In 1966, the city purchased the airfield section of the property and it became the Scottsdale Airport. To showcase the field’s history, the city is building a veterans memorial plaza outside the business center.
The shade plaza will feature a Boeing-Stearman PT-17 provided by the non-profit Thunderbird Field II Veterans Memorial Inc., along with other artifacts.
“The new project will make sure that the airport embraces its history and what it has done for this community,” Ferrara said. “We hope we can offer a place for visitors to interact with the history and enjoy the Boeing aircraft, as well, of course, (as) honor those who served here at this airport long ago.”
The plaza project is estimated to cost $412,500, according to city staff, and will be paid by the city’s tourism development fund.
Ferrara said the plaza is projected to be completed in time to open in celebration of Memorial Day 2018.
Improvements also are about the flying experience.
One of two taxiways at Scottsdale Airport was updated in 2015, and the council recently approved spending $3.8 million to update the second taxiway. The taxiway has seen significant cracking and minor subgrade failure, according to a city report.
Most of the funding, $3.5 million, comes from the Federal Aviation Administration. The city and the Arizona Department of Transportation will pay $171,715 each on the taxiway work.
The taxiway, originally built in the 1970s, is located at the west end of the airport and connects directly to the runway at 14 locations. It’s the airport’s oldest piece of pavement, according to Airport Operations Manager Chris Read.
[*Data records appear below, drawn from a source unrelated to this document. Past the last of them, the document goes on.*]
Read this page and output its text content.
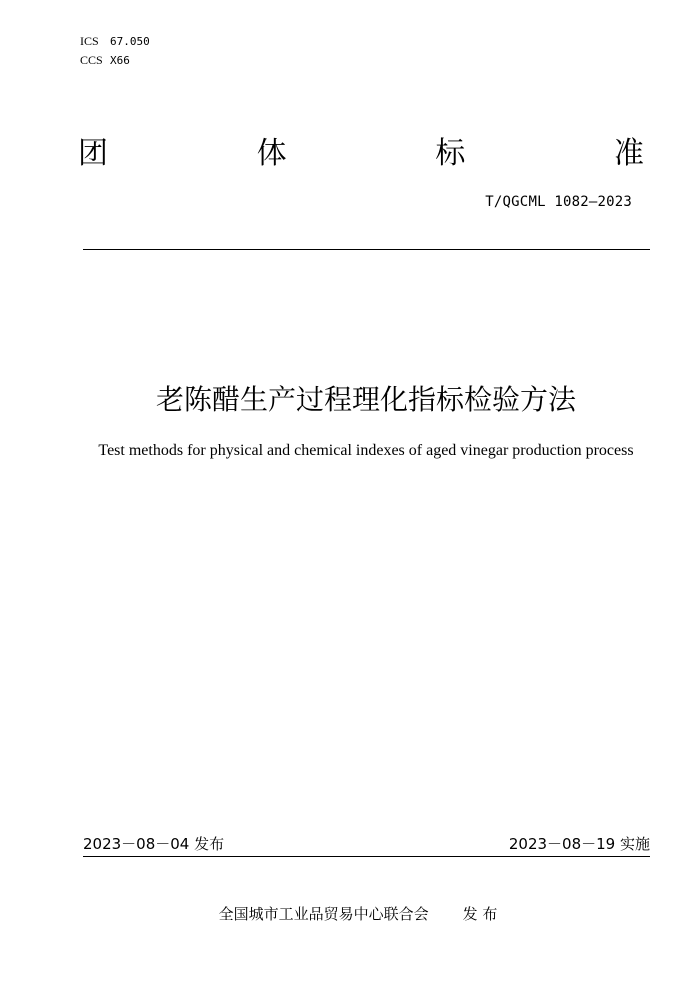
ICS 67.050
CCS X66
团	体	标	准
T/QGCML 1082—2023
老陈醋生产过程理化指标检验方法
Test methods for physical and chemical indexes of aged vinegar production process
2023－08－04 发布	2023－08－19 实施
全国城市工业品贸易中心联合会 发 布
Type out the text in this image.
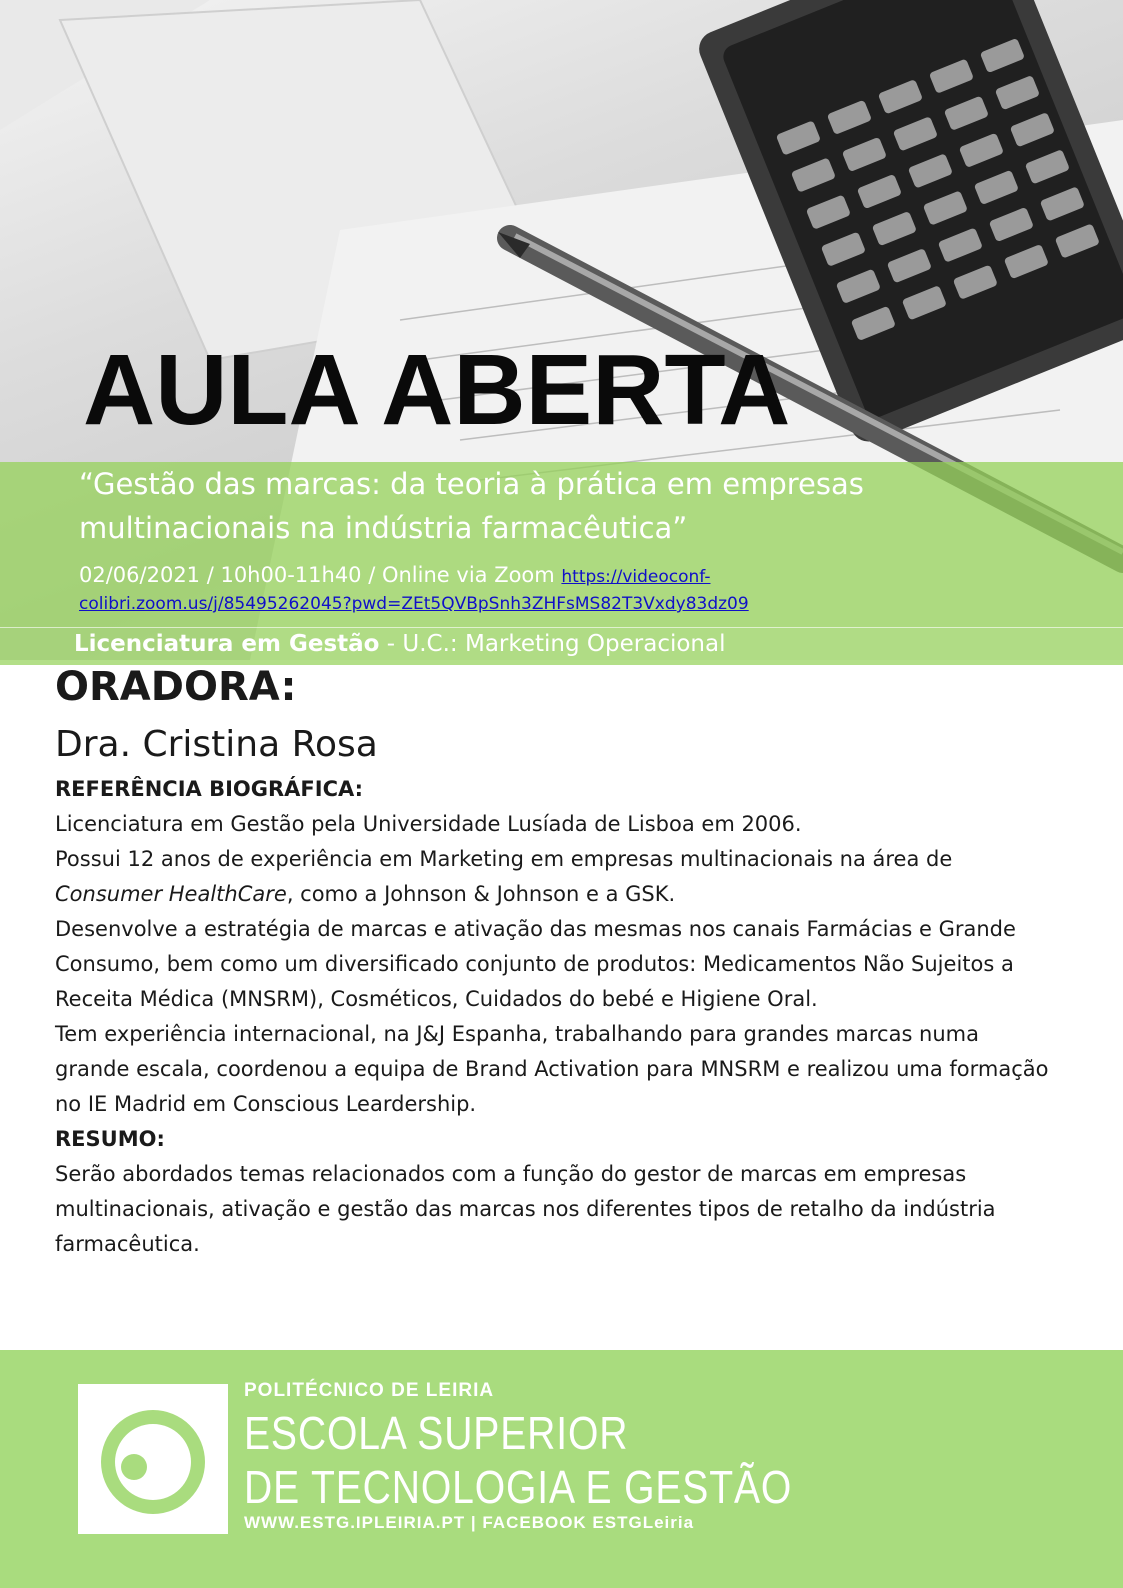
AULA ABERTA
“Gestão das marcas: da teoria à prática em empresas
multinacionais na indústria farmacêutica”
02/06/2021 / 10h00-11h40 / Online via Zoom https://videoconf-
colibri.zoom.us/j/85495262045?pwd=ZEt5QVBpSnh3ZHFsMS82T3Vxdy83dz09
Licenciatura em Gestão - U.C.: Marketing Operacional
ORADORA:
Dra. Cristina Rosa

REFERÊNCIA BIOGRÁFICA:

Licenciatura em Gestão pela Universidade Lusíada de Lisboa em 2006.

Possui 12 anos de experiência em Marketing em empresas multinacionais na área de Consumer HealthCare, como a Johnson & Johnson e a GSK.

Desenvolve a estratégia de marcas e ativação das mesmas nos canais Farmácias e Grande Consumo, bem como um diversificado conjunto de produtos: Medicamentos Não Sujeitos a Receita Médica (MNSRM), Cosméticos, Cuidados do bebé e Higiene Oral.

Tem experiência internacional, na J&J Espanha, trabalhando para grandes marcas numa grande escala, coordenou a equipa de Brand Activation para MNSRM e realizou uma formação no IE Madrid em Conscious Leardership.

RESUMO:

Serão abordados temas relacionados com a função do gestor de marcas em empresas multinacionais, ativação e gestão das marcas nos diferentes tipos de retalho da indústria farmacêutica.

POLITÉCNICO DE LEIRIA
ESCOLA SUPERIOR
DE TECNOLOGIA E GESTÃO
WWW.ESTG.IPLEIRIA.PT | FACEBOOK ESTGLeiria
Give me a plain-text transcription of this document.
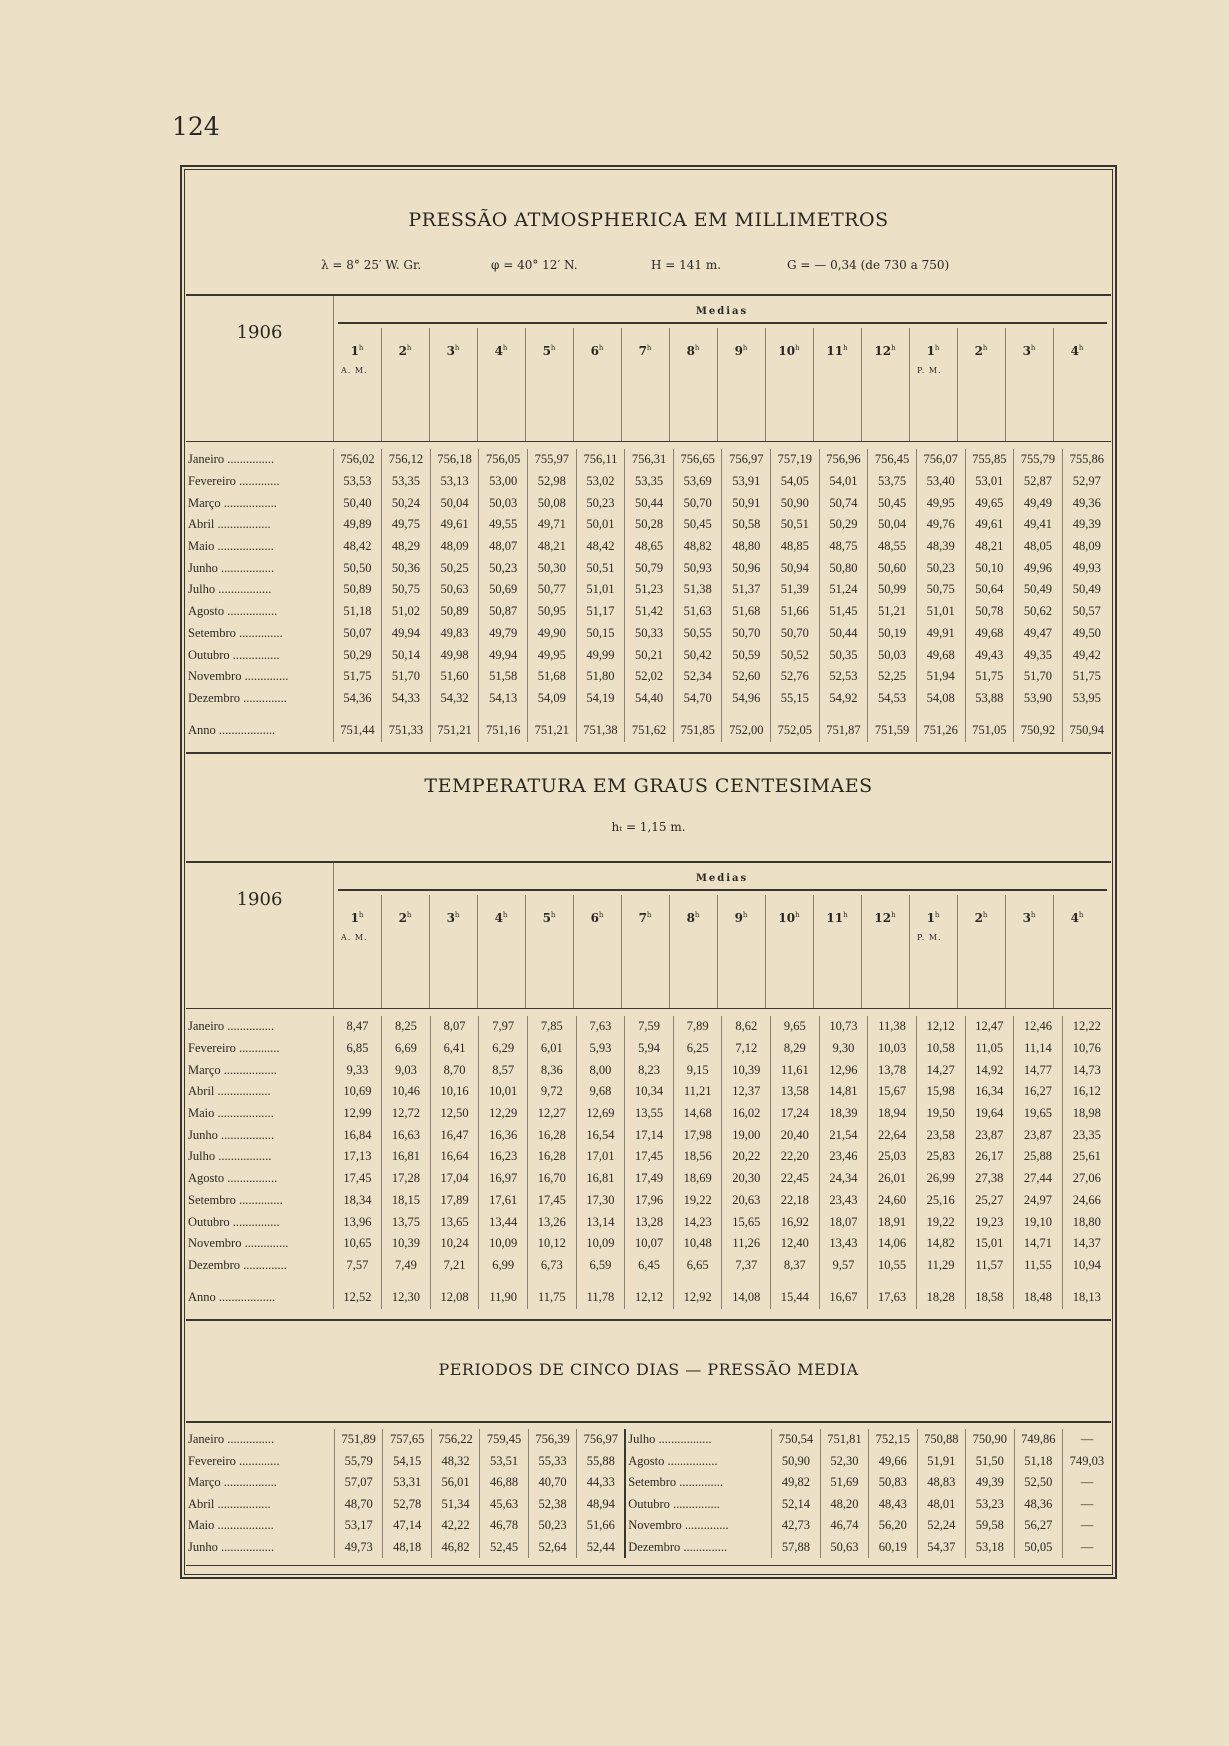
124
PRESSÃO ATMOSPHERICA EM MILLIMETROS
λ = 8° 25′ W. Gr.	φ = 40° 12′ N.	H = 141 m.	G = — 0,34 (de 730 a 750)
1906
Medias
1$^h$
A. M.
2$^h$	3$^h$	4$^h$	5$^h$	6$^h$	7$^h$	8$^h$	9$^h$	10$^h$	11$^h$	12$^h$	1$^h$
P. M.
2$^h$	3$^h$	4$^h$
Janeiro ...............	756,02	756,12	756,18	756,05	755,97	756,11	756,31	756,65	756,97	757,19	756,96	756,45	756,07	755,85	755,79	755,86
Fevereiro .............	53,53	53,35	53,13	53,00	52,98	53,02	53,35	53,69	53,91	54,05	54,01	53,75	53,40	53,01	52,87	52,97
Março .................	50,40	50,24	50,04	50,03	50,08	50,23	50,44	50,70	50,91	50,90	50,74	50,45	49,95	49,65	49,49	49,36
Abril .................	49,89	49,75	49,61	49,55	49,71	50,01	50,28	50,45	50,58	50,51	50,29	50,04	49,76	49,61	49,41	49,39
Maio ..................	48,42	48,29	48,09	48,07	48,21	48,42	48,65	48,82	48,80	48,85	48,75	48,55	48,39	48,21	48,05	48,09
Junho .................	50,50	50,36	50,25	50,23	50,30	50,51	50,79	50,93	50,96	50,94	50,80	50,60	50,23	50,10	49,96	49,93
Julho .................	50,89	50,75	50,63	50,69	50,77	51,01	51,23	51,38	51,37	51,39	51,24	50,99	50,75	50,64	50,49	50,49
Agosto ................	51,18	51,02	50,89	50,87	50,95	51,17	51,42	51,63	51,68	51,66	51,45	51,21	51,01	50,78	50,62	50,57
Setembro ..............	50,07	49,94	49,83	49,79	49,90	50,15	50,33	50,55	50,70	50,70	50,44	50,19	49,91	49,68	49,47	49,50
Outubro ...............	50,29	50,14	49,98	49,94	49,95	49,99	50,21	50,42	50,59	50,52	50,35	50,03	49,68	49,43	49,35	49,42
Novembro ..............	51,75	51,70	51,60	51,58	51,68	51,80	52,02	52,34	52,60	52,76	52,53	52,25	51,94	51,75	51,70	51,75
Dezembro ..............	54,36	54,33	54,32	54,13	54,09	54,19	54,40	54,70	54,96	55,15	54,92	54,53	54,08	53,88	53,90	53,95

Anno ..................	751,44	751,33	751,21	751,16	751,21	751,38	751,62	751,85	752,00	752,05	751,87	751,59	751,26	751,05	750,92	750,94
TEMPERATURA EM GRAUS CENTESIMAES
hₜ = 1,15 m.
1906
Medias
1$^h$
A. M.
2$^h$	3$^h$	4$^h$	5$^h$	6$^h$	7$^h$	8$^h$	9$^h$	10$^h$	11$^h$	12$^h$	1$^h$
P. M.
2$^h$	3$^h$	4$^h$
Janeiro ...............	8,47	8,25	8,07	7,97	7,85	7,63	7,59	7,89	8,62	9,65	10,73	11,38	12,12	12,47	12,46	12,22
Fevereiro .............	6,85	6,69	6,41	6,29	6,01	5,93	5,94	6,25	7,12	8,29	9,30	10,03	10,58	11,05	11,14	10,76
Março .................	9,33	9,03	8,70	8,57	8,36	8,00	8,23	9,15	10,39	11,61	12,96	13,78	14,27	14,92	14,77	14,73
Abril .................	10,69	10,46	10,16	10,01	9,72	9,68	10,34	11,21	12,37	13,58	14,81	15,67	15,98	16,34	16,27	16,12
Maio ..................	12,99	12,72	12,50	12,29	12,27	12,69	13,55	14,68	16,02	17,24	18,39	18,94	19,50	19,64	19,65	18,98
Junho .................	16,84	16,63	16,47	16,36	16,28	16,54	17,14	17,98	19,00	20,40	21,54	22,64	23,58	23,87	23,87	23,35
Julho .................	17,13	16,81	16,64	16,23	16,28	17,01	17,45	18,56	20,22	22,20	23,46	25,03	25,83	26,17	25,88	25,61
Agosto ................	17,45	17,28	17,04	16,97	16,70	16,81	17,49	18,69	20,30	22,45	24,34	26,01	26,99	27,38	27,44	27,06
Setembro ..............	18,34	18,15	17,89	17,61	17,45	17,30	17,96	19,22	20,63	22,18	23,43	24,60	25,16	25,27	24,97	24,66
Outubro ...............	13,96	13,75	13,65	13,44	13,26	13,14	13,28	14,23	15,65	16,92	18,07	18,91	19,22	19,23	19,10	18,80
Novembro ..............	10,65	10,39	10,24	10,09	10,12	10,09	10,07	10,48	11,26	12,40	13,43	14,06	14,82	15,01	14,71	14,37
Dezembro ..............	7,57	7,49	7,21	6,99	6,73	6,59	6,45	6,65	7,37	8,37	9,57	10,55	11,29	11,57	11,55	10,94

Anno ..................	12,52	12,30	12,08	11,90	11,75	11,78	12,12	12,92	14,08	15,44	16,67	17,63	18,28	18,58	18,48	18,13
PERIODOS DE CINCO DIAS — PRESSÃO MEDIA
Janeiro ...............	751,89	757,65	756,22	759,45	756,39	756,97	Julho .................	750,54	751,81	752,15	750,88	750,90	749,86	—
Fevereiro .............	55,79	54,15	48,32	53,51	55,33	55,88	Agosto ................	50,90	52,30	49,66	51,91	51,50	51,18	749,03
Março .................	57,07	53,31	56,01	46,88	40,70	44,33	Setembro ..............	49,82	51,69	50,83	48,83	49,39	52,50	—
Abril .................	48,70	52,78	51,34	45,63	52,38	48,94	Outubro ...............	52,14	48,20	48,43	48,01	53,23	48,36	—
Maio ..................	53,17	47,14	42,22	46,78	50,23	51,66	Novembro ..............	42,73	46,74	56,20	52,24	59,58	56,27	—
Junho .................	49,73	48,18	46,82	52,45	52,64	52,44	Dezembro ..............	57,88	50,63	60,19	54,37	53,18	50,05	—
“This project will enhance the safety of this area, not to mention replace the old lighting and signs with energy efficient LED versions. This will also reap financial savings,” Read said.
The taxiway rebuild will focus primarily on the southern two-thirds of the taxiway experiencing the most problems. The northern third of the taxiway will be rebuilt at a later time and will only receive a sealcoat for now.
The project is expected to get underway this month and be completed around June 2018. The work will be done in phases so that most users on the airport’s west side will be able to access the runway during construction.